Promotion de la destination Burkina : Une nouvelle étude sur le climat des investissements réalisée

Le ministre en charge du commerce, Harouna Kaboré : « cette initiative apporte des actions complémentaires à celles d’autres partenaires en matière d’amélioration du climat des affaires ».

Le ministère de l’Industrie, du Commerce et de l’Artisanat a organisé, le lundi 22 mars 2021 à Ouagadougou, un atelier pour valider l’étude sur le climat des investissements au Burkina Faso qu’elle a commanditée avec le soutien financier de l’Union européenne.

Le ministère de l’Industrie, du Commerce et de l’Artisanat souhaite améliorer l’environnement des affaires au Burkina Faso et promouvoir l’investissement du secteur privé national. Ce département a commandité, avec l’appui de la délégation de l’Union européenne (UE) au Burkina, une étude sur le climat des investissements dans le pays.

Cette étude réalisée par deux consultants dont Ollo Alain Kam, consultant principal, note une accentuation des réformes liées au climat des investissements durant les cinq dernières années, avec notamment la politique d’ouverture aux investissements directs étrangers, la poursuite de la quête de la facilitation et de promotion des investissements et de nouvelles mesures incitatives et de sécurisation des investissements.

Dans le cadre du classement des pays en fonction de la facilité à faire des affaires, l’étude constate une baisse de régime dans la mise en œuvre des réformes, après les bons points obtenus entre 2005 et 2010 dans le rapport Doing business. L’élargissement des cadres de dialogue entre l’Etat et le secteur privé et l’impact positif des réformes sur les investissements privés sont également relevés.

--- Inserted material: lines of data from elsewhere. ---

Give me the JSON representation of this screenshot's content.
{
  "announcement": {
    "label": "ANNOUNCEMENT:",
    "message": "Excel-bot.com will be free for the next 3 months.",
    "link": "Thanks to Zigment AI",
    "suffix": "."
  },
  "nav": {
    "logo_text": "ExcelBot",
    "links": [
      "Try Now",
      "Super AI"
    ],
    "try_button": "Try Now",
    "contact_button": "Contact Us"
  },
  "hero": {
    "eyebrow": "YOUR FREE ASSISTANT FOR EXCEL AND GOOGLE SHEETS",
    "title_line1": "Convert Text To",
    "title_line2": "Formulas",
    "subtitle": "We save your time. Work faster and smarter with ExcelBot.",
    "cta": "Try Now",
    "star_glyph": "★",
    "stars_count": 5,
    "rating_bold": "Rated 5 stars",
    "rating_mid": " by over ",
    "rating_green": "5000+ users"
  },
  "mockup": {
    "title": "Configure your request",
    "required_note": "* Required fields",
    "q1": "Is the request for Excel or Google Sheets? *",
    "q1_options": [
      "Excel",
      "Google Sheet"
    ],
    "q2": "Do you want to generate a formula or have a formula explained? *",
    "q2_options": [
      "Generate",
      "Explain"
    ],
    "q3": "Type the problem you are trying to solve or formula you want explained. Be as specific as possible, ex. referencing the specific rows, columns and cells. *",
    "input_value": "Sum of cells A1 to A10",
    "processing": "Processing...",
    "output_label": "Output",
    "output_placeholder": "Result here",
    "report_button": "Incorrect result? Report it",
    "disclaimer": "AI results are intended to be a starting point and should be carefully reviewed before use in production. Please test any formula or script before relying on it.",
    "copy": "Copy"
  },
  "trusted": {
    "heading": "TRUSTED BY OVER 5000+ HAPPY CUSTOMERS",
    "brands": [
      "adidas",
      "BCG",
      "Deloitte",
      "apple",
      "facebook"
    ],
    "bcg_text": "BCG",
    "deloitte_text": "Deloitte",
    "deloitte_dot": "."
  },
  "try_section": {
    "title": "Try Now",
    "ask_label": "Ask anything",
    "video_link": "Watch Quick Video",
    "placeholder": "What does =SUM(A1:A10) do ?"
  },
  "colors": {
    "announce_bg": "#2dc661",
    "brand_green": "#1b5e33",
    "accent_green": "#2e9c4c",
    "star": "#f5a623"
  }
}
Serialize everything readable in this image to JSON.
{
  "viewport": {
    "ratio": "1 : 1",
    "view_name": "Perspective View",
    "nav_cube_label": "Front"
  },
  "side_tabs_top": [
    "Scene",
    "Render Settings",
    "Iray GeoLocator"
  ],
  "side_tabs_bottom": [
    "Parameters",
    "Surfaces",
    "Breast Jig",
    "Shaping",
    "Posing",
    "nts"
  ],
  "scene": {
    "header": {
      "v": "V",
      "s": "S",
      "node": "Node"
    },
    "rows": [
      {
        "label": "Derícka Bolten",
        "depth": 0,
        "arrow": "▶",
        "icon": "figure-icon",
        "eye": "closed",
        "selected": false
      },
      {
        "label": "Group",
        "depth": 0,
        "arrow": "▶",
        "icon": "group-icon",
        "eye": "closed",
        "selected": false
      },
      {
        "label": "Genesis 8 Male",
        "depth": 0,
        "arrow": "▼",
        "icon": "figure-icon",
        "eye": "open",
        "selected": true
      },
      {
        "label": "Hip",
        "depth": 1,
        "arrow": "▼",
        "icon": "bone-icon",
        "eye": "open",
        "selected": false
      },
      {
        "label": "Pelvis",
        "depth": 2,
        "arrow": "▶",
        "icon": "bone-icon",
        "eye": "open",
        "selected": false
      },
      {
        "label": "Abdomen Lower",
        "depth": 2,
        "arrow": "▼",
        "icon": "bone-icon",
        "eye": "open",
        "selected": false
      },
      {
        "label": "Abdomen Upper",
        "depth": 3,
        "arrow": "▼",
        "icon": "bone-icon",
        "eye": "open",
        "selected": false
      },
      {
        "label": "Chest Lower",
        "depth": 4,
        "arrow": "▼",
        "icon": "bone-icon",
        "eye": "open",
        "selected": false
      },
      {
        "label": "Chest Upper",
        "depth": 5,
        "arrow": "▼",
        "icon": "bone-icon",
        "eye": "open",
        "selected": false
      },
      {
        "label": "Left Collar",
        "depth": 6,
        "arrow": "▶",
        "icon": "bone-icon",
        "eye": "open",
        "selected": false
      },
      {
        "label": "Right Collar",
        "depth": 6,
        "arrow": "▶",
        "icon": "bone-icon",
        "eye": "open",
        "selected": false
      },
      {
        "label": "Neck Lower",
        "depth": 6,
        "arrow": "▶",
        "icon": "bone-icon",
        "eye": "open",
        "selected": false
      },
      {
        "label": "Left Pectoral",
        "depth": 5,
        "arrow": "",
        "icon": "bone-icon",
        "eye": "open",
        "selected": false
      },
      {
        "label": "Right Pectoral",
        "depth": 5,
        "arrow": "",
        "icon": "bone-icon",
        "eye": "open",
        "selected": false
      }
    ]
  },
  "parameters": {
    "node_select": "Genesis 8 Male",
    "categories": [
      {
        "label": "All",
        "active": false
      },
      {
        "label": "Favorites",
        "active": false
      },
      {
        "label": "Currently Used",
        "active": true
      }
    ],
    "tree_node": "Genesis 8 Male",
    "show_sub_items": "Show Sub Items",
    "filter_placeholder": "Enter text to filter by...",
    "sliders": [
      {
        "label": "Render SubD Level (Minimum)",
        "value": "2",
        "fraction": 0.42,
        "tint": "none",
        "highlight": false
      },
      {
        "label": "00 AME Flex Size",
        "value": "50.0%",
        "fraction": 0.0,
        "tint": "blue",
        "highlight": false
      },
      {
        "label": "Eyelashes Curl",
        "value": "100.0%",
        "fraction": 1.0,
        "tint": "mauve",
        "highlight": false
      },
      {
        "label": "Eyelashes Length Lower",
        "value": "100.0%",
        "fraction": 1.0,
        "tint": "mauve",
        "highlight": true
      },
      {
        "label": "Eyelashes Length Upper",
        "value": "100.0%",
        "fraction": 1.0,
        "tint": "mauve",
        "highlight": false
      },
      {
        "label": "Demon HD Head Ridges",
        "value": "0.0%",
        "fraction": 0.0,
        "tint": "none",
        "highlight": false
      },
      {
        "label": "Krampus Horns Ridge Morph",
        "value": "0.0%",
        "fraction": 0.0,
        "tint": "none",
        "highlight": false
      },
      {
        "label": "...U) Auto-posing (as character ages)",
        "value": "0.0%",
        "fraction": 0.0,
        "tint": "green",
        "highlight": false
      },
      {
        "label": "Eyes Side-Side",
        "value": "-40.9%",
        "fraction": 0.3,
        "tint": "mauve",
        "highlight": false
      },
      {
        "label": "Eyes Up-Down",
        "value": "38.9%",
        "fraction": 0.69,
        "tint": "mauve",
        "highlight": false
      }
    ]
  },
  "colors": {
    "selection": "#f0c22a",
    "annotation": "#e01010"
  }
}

L’étude présente en outre les contraintes auxquelles, les investisseurs burkinabè ou européens sont confrontés. En plus de celles conjoncturelles comme les crises sécuritaire et sanitaire, d’autres contraintes plus structurelles ont été identifiées. Il s’agit du manque de main-d’œuvre qualifiée, le déficit énergétique, des difficultés d’accès aux financements, de la persistance des phénomènes de fraude, contrefaçon, la corruption et de la concurrence déloyale.

« Les investisseurs européens et nationaux ou de la diaspora soulignent en plus les limites de l’environnement institutionnel et administratif national, la difficulté d’accès à l’information économique et aux opportunités d’affaires, l’environnement social, la faiblesse des services d’appui aux investisseurs en dépit du nombre élevé des structures d’appui et la complaisance des services notamment dans le contrôle », a ajouté M. Kam.

De nombreuses opportunités

Pour l’ambassadeur chef de la délégation de l’UE, Wolfram Vetter, l’étude
a dégagé des points de dialogue pour alimenter les échanges futurs.

En dépit de ce contexte, les consultants soutiennent que le Burkina Faso offre de nombreuses opportunités pour les investisseurs. D’ailleurs ces opportunités sont répertoriées par l’Agence burkinabè des investissements. Il s’agit entre autres de l’élevage, l’agriculture, l’industrie de transformation, les mines et carrières, les bâtiments de travaux publics.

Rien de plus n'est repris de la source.